Cindy Francisco (à droite) et Cathy Maka posent devant la réplique du paquebot "Majesty of the Seas". Photo : AFP

« C’est l’héritage de notre père » : les proches de François Zanella, le mineur mosellan qui a construit la réplique du paquebot « Majesty of the Seas », cherchent, malgré les difficultés, à donner un nouveau souffle à ce bateau de 33 mètres, à quai depuis des années à Sarreguemines.

Écluse 26, à la sortie de la ville. Quelques bateaux amarrés tanguent légèrement sur le canal de la Sarre. Parmi eux, la longue silhouette du « Majesty » (33,5 mètres de long, presque 5 de large) attire immédiatement le regard.

« Il a été conçu pour naviguer sur les canaux de France et d’Europe », glisse Christophe Francisco, 48 ans, gendre de François Zanella, le concepteur de cette maquette géante, décédé en 2015.

Passionné de paquebots, cet ancien mineur lorrain a passé plus de dix ans à assembler dans son jardin de Morsbach (Moselle) la réplique exacte au 1/8e du bateau de croisière de la Royal Caribbean.

« L’histoire du coin »

À force d’opiniâtreté, et avec quelques coups de pouce (comme ces pièces données par les Chantiers navals de l’Atlantique), son rêve se concrétise le 23 juin 2005, avec la mise à l’eau à Sarreguemines du « Majesty ». Des milliers de personnes assistent à l’événement, très médiatisé.

Les Zanella sillonnent ensuite pendant plusieurs années rivières et canaux, jusqu’à ce que François, dont la santé diminue, se décide à le mettre en vente.
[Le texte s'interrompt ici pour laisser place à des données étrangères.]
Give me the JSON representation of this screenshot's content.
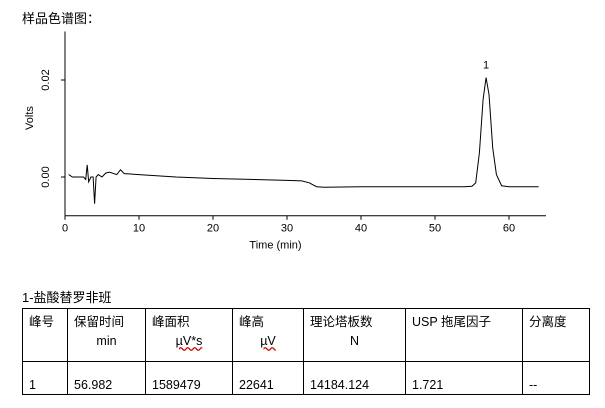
{
  "heading": "样品色谱图：",
  "chart_data": {
    "type": "line",
    "x_label": "Time (min)",
    "y_label": "Volts",
    "annotation": "1",
    "x": [
      0.5,
      1,
      1.5,
      2,
      2.5,
      2.8,
      3,
      3.2,
      3.5,
      3.8,
      4,
      4.2,
      4.5,
      5,
      5.5,
      6,
      7,
      7.5,
      8,
      10,
      15,
      20,
      25,
      30,
      32,
      33,
      34,
      35,
      40,
      45,
      50,
      54,
      55,
      55.5,
      56,
      56.5,
      56.9,
      57.3,
      57.8,
      58.3,
      59,
      60,
      64
    ],
    "values": [
      0.0005,
      0,
      0,
      0,
      0,
      -0.0005,
      0.0025,
      -0.001,
      0,
      0,
      -0.0055,
      0,
      0.0005,
      0,
      0.0008,
      0.001,
      0.0005,
      0.0015,
      0.0007,
      0.0005,
      0,
      -0.0003,
      -0.0005,
      -0.0007,
      -0.0008,
      -0.0012,
      -0.002,
      -0.0021,
      -0.002,
      -0.002,
      -0.002,
      -0.002,
      -0.0019,
      -0.0012,
      0.005,
      0.016,
      0.0205,
      0.017,
      0.006,
      0.0005,
      -0.0018,
      -0.002,
      -0.002
    ],
    "color": "#000000",
    "xlim": [
      0,
      65
    ],
    "xticks": [
      0,
      10,
      20,
      30,
      40,
      50,
      60
    ],
    "ylim": [
      -0.008,
      0.03
    ],
    "yticks": [
      {
        "value": 0,
        "label": "0.00"
      },
      {
        "value": 0.02,
        "label": "0.02"
      }
    ]
  },
  "table": {
    "title": "1-盐酸替罗非班",
    "header": [
      [
        "峰号"
      ],
      [
        "保留时间",
        "min"
      ],
      [
        "峰面积",
        "µV*s"
      ],
      [
        "峰高",
        "µV"
      ],
      [
        "理论塔板数",
        "N"
      ],
      [
        "USP 拖尾因子"
      ],
      [
        "分离度"
      ]
    ],
    "rows": [
      [
        "1",
        "56.982",
        "1589479",
        "22641",
        "14184.124",
        "1.721",
        "--"
      ]
    ]
  }
}
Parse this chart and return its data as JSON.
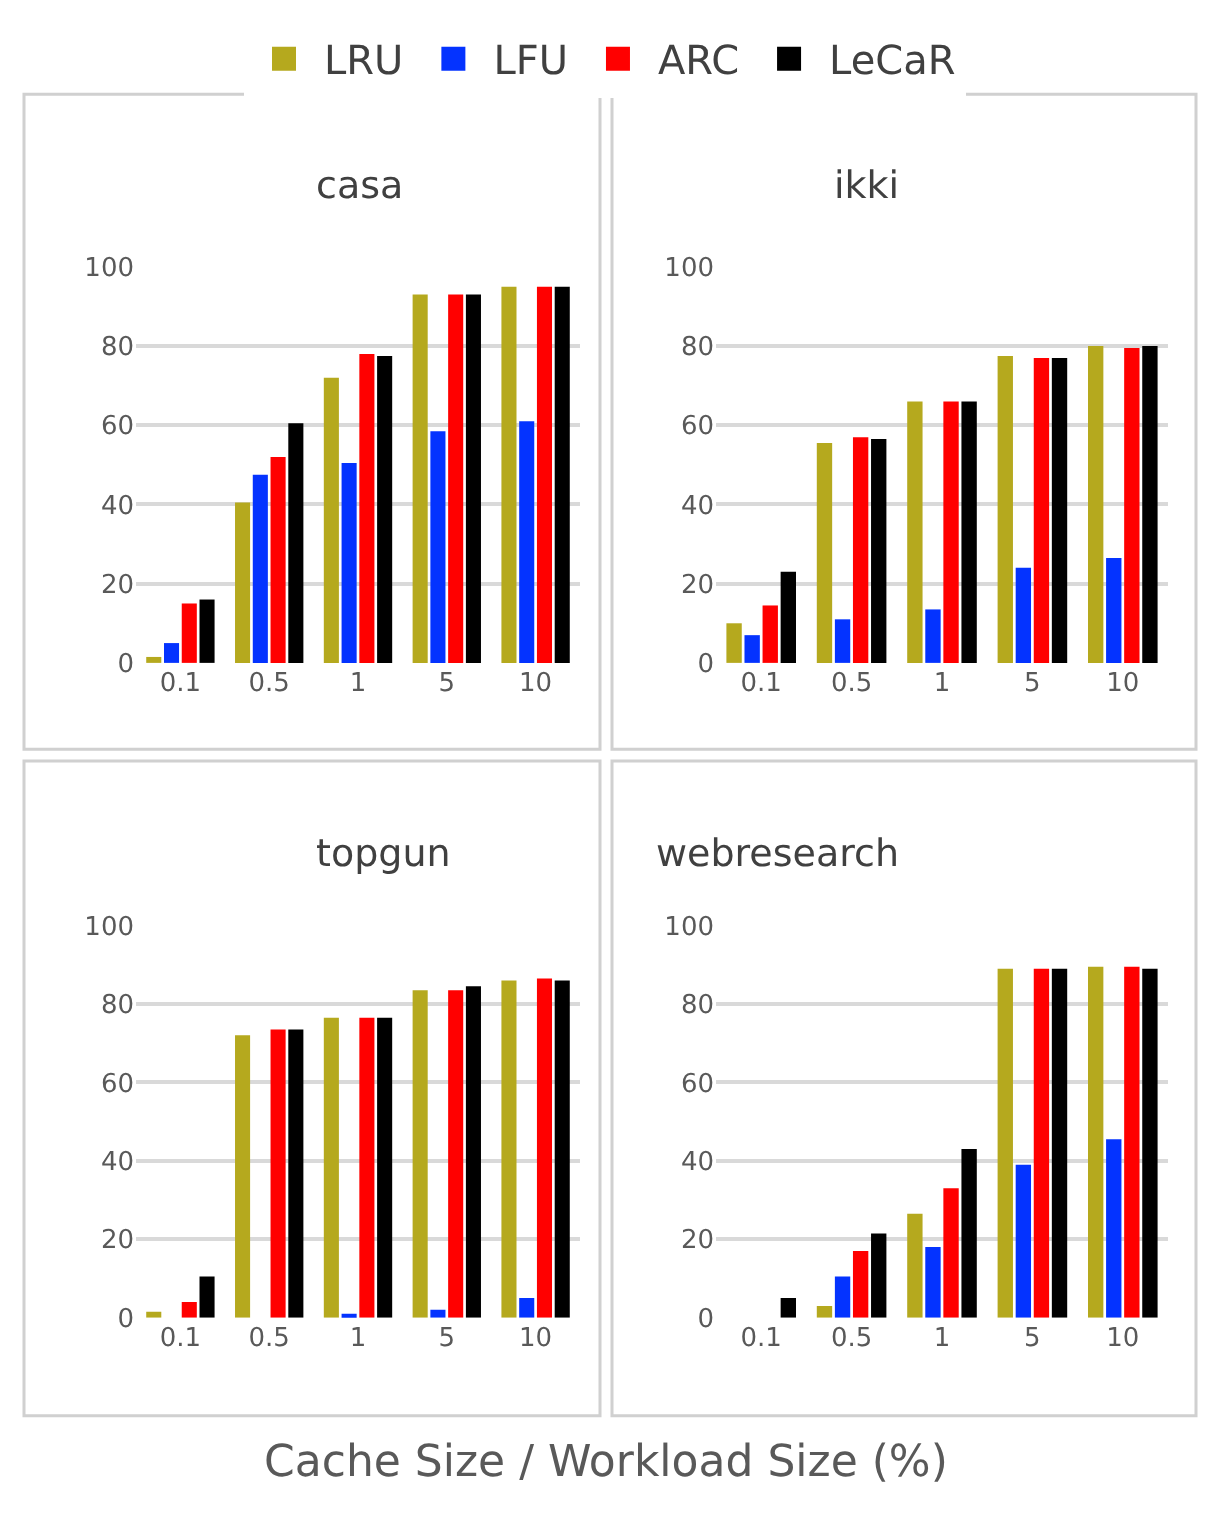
{
  "chart_data": [
    {
      "type": "bar",
      "title": "casa",
      "categories": [
        "0.1",
        "0.5",
        "1",
        "5",
        "10"
      ],
      "ylim": [
        0,
        100
      ],
      "yticks": [
        0,
        20,
        40,
        60,
        80,
        100
      ],
      "grid": "y",
      "legend": "top",
      "series": [
        {
          "name": "LRU",
          "color": "#b5a91e",
          "values": [
            1.5,
            40.5,
            72,
            93,
            95
          ]
        },
        {
          "name": "LFU",
          "color": "#0433ff",
          "values": [
            5,
            47.5,
            50.5,
            58.5,
            61
          ]
        },
        {
          "name": "ARC",
          "color": "#ff0000",
          "values": [
            15,
            52,
            78,
            93,
            95
          ]
        },
        {
          "name": "LeCaR",
          "color": "#000000",
          "values": [
            16,
            60.5,
            77.5,
            93,
            95
          ]
        }
      ]
    },
    {
      "type": "bar",
      "title": "ikki",
      "categories": [
        "0.1",
        "0.5",
        "1",
        "5",
        "10"
      ],
      "ylim": [
        0,
        100
      ],
      "yticks": [
        0,
        20,
        40,
        60,
        80,
        100
      ],
      "grid": "y",
      "series": [
        {
          "color": "#b5a91e",
          "values": [
            10,
            55.5,
            66,
            77.5,
            80
          ]
        },
        {
          "color": "#0433ff",
          "values": [
            7,
            11,
            13.5,
            24,
            26.5
          ]
        },
        {
          "color": "#ff0000",
          "values": [
            14.5,
            57,
            66,
            77,
            79.5
          ]
        },
        {
          "color": "#000000",
          "values": [
            23,
            56.5,
            66,
            77,
            80
          ]
        }
      ]
    },
    {
      "type": "bar",
      "title": "topgun",
      "categories": [
        "0.1",
        "0.5",
        "1",
        "5",
        "10"
      ],
      "ylim": [
        0,
        100
      ],
      "yticks": [
        0,
        20,
        40,
        60,
        80,
        100
      ],
      "grid": "y",
      "xlabel": "Cache Size / Workload Size (%)",
      "series": [
        {
          "color": "#b5a91e",
          "values": [
            1.5,
            72,
            76.5,
            83.5,
            86
          ]
        },
        {
          "color": "#0433ff",
          "values": [
            0,
            0,
            1,
            2,
            5
          ]
        },
        {
          "color": "#ff0000",
          "values": [
            4,
            73.5,
            76.5,
            83.5,
            86.5
          ]
        },
        {
          "color": "#000000",
          "values": [
            10.5,
            73.5,
            76.5,
            84.5,
            86
          ]
        }
      ]
    },
    {
      "type": "bar",
      "title": "webresearch",
      "categories": [
        "0.1",
        "0.5",
        "1",
        "5",
        "10"
      ],
      "ylim": [
        0,
        100
      ],
      "yticks": [
        0,
        20,
        40,
        60,
        80,
        100
      ],
      "grid": "y",
      "series": [
        {
          "color": "#b5a91e",
          "values": [
            0,
            3,
            26.5,
            89,
            89.5
          ]
        },
        {
          "color": "#0433ff",
          "values": [
            0,
            10.5,
            18,
            39,
            45.5
          ]
        },
        {
          "color": "#ff0000",
          "values": [
            0,
            17,
            33,
            89,
            89.5
          ]
        },
        {
          "color": "#000000",
          "values": [
            5,
            21.5,
            43,
            89,
            89
          ]
        }
      ]
    }
  ]
}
Il décède en mai 2015 à 66 ans, sans que son bateau ait trouvé repreneur.

Depuis, le « Majesty » ne navigue plus. Et, fatalement, subit les assauts du temps. « On vient régulièrement pour voir si tout se passe bien », mettre de l’antirouille çà et là, changer des joints, explique Christophe. « On le lave à peu près une fois par an. C’est du travail, les gens n’imaginent pas… »

Si les peintures extérieures montrent des signes d’usure, l’intérieur est en très bon état, de la salle à manger au salon en passant par les trois chambres et la salle de bain.

« Il n’est pas à l’abandon ! », insistent les filles de François Zanella, Cindy, 36 ans, et sa sœur Cathy, 46 ans.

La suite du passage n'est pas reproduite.